6. Portal Availability
The portal is available to the User with a monthly average uptime percentage of 99%, excluding the times during which maintenance and repair work is carried out. Access may be restricted during necessary maintenance and repair work. The Company will strive to inform the Customer about planned maintenance windows in good time, and at least two weeks in advance. Maintenance work does not take place more than four times within one month. In total, the maintenance work is limited to 24 hours per month.
7. Warranty for Defects and Liability
Regarding the provision and maintenance of the portal which is provided to the Customer free of charge, the Company shall only be liable to the Curstomer for damages on account of an intentional or grossly negligent breach of its contractual obligations, injury to life, body, or damage to health, fraudulent misrepresentation, and as defined and prescribed by the German Product Liability Act (limitations of liability as set out in gift legislation apply). Any further liability is excluded. This shall not affect any differing liability and warranty provisions of the individual applications, which shall take precedence over these terms and conditions (see provisions A.14 and A.15).
8. Further Customer Obligations
The Customer himself is responsible for checking the results which he generates using the portal and the individual applications on the portal for compliance with legal regulations, regulatory requirements and professional practice, and to adhere to these guidelines at his own responsibility.
The Customer is responsible for ensuring that the subscribed applications are compatible with his machines, devices and third party applications.
To the extent that the Company provides online support for the portal and the applications, such will be found in the respective application and is clearly marked.
Insofar as hotline support is available, service times and pricing may be found on the portal.
10. Changes and Amendments
The Company is entitled to unilaterally change or amend these terms and conditions with effect in futurum (ex nunc) as far as this is necessary to protect the legitimate interests of the Company, in particular if new features are added to the portal or the individual applications, or in the event of legislative changes.
The Customer will in this case be informed of the changes and/or amendments with a notice period of at least two months.
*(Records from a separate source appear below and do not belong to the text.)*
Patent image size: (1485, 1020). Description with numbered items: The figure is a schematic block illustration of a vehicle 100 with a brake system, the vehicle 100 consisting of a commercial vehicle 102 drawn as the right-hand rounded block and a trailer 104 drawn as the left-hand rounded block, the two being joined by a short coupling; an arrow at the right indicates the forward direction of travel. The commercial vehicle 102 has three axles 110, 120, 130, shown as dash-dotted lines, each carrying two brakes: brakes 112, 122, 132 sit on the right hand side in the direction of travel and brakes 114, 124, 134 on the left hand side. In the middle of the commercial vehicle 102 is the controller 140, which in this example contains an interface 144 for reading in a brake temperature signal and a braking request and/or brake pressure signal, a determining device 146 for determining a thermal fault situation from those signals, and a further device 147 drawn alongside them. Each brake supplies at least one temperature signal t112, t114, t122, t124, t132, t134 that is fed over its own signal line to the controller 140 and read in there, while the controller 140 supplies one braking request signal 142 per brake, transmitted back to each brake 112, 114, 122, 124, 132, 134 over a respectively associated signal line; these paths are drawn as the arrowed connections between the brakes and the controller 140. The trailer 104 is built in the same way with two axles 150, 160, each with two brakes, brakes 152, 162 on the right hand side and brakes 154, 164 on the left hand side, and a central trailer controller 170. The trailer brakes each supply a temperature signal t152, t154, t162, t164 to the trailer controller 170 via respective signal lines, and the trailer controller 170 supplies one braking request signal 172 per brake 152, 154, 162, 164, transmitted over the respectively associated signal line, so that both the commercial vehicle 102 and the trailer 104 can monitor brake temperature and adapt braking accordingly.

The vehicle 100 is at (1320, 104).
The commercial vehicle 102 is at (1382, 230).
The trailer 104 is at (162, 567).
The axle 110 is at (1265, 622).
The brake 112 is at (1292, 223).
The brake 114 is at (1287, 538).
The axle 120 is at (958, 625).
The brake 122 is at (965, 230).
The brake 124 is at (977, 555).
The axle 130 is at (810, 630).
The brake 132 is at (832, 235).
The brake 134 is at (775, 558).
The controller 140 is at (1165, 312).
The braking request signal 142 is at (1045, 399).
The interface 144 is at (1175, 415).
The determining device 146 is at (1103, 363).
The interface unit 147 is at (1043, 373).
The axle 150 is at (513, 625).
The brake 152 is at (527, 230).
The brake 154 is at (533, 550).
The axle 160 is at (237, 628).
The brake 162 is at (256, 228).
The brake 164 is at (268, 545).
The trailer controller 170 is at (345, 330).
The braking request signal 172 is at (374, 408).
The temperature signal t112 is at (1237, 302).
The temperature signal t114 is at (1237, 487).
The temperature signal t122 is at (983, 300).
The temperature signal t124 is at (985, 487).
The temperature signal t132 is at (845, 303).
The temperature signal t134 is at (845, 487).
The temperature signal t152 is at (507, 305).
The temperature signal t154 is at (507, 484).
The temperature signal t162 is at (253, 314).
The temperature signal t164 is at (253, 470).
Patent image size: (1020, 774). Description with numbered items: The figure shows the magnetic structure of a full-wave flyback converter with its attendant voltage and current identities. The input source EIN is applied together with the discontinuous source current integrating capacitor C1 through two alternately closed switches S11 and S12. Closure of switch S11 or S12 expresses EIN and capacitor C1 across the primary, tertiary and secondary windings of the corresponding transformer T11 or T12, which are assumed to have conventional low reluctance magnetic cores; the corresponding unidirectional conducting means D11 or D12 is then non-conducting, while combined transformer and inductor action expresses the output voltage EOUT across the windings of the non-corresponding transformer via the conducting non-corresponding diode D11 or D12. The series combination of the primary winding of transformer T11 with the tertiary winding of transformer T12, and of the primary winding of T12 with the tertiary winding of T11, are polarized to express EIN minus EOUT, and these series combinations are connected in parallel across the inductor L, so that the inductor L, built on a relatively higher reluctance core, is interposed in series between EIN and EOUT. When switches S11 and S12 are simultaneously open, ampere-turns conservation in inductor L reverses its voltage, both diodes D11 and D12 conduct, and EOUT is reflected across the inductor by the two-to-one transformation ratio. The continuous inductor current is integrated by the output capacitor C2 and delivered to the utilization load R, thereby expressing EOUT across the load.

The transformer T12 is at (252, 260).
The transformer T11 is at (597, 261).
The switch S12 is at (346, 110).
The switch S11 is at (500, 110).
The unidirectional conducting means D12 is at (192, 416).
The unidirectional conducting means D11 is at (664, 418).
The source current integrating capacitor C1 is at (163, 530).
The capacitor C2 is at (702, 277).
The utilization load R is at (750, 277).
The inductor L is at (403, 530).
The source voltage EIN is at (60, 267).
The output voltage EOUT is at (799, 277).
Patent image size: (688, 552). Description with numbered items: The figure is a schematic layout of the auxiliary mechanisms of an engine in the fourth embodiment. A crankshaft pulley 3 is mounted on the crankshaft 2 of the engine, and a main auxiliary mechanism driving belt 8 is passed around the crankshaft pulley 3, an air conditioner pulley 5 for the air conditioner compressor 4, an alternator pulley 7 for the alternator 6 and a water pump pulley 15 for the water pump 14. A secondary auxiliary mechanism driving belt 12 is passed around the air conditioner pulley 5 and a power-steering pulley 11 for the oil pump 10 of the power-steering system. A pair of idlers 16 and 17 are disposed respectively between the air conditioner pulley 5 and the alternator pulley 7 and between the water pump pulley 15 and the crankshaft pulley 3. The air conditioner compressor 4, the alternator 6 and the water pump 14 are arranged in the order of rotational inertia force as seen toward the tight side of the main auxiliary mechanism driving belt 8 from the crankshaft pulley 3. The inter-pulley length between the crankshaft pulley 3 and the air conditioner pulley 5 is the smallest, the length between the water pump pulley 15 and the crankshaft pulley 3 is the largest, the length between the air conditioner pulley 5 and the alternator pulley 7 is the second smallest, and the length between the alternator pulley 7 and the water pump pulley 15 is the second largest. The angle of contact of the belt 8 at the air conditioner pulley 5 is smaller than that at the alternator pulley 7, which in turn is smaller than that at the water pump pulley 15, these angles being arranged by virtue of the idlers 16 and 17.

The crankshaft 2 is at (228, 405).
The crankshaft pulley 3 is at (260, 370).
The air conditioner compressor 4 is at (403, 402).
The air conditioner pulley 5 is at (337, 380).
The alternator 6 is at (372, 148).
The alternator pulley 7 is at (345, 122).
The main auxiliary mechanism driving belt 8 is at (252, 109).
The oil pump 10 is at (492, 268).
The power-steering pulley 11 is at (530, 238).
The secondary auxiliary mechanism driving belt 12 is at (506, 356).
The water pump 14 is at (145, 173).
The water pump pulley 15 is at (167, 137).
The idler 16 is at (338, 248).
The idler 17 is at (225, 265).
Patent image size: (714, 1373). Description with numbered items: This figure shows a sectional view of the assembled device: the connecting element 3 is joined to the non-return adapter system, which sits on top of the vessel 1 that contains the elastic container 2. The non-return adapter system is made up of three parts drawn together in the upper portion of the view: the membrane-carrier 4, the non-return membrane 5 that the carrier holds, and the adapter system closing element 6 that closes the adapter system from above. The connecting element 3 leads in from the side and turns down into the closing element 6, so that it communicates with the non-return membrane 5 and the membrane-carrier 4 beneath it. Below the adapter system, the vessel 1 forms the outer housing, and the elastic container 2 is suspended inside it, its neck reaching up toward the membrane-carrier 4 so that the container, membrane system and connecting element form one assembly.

If the Customer does not oppose the new terms and conditions within six weeks after notification (opposition period), the revised terms and conditions shall be considered to have been accepted by the Customer.
The Company shall point out the right of objection and the significance of the objection period to the Customer in its notification. In case of objection, the Customer can continue his use in accordance with the previous version of the terms and conditions, however, the Company is in this case entitled to terminate the contractual relationship for good cause.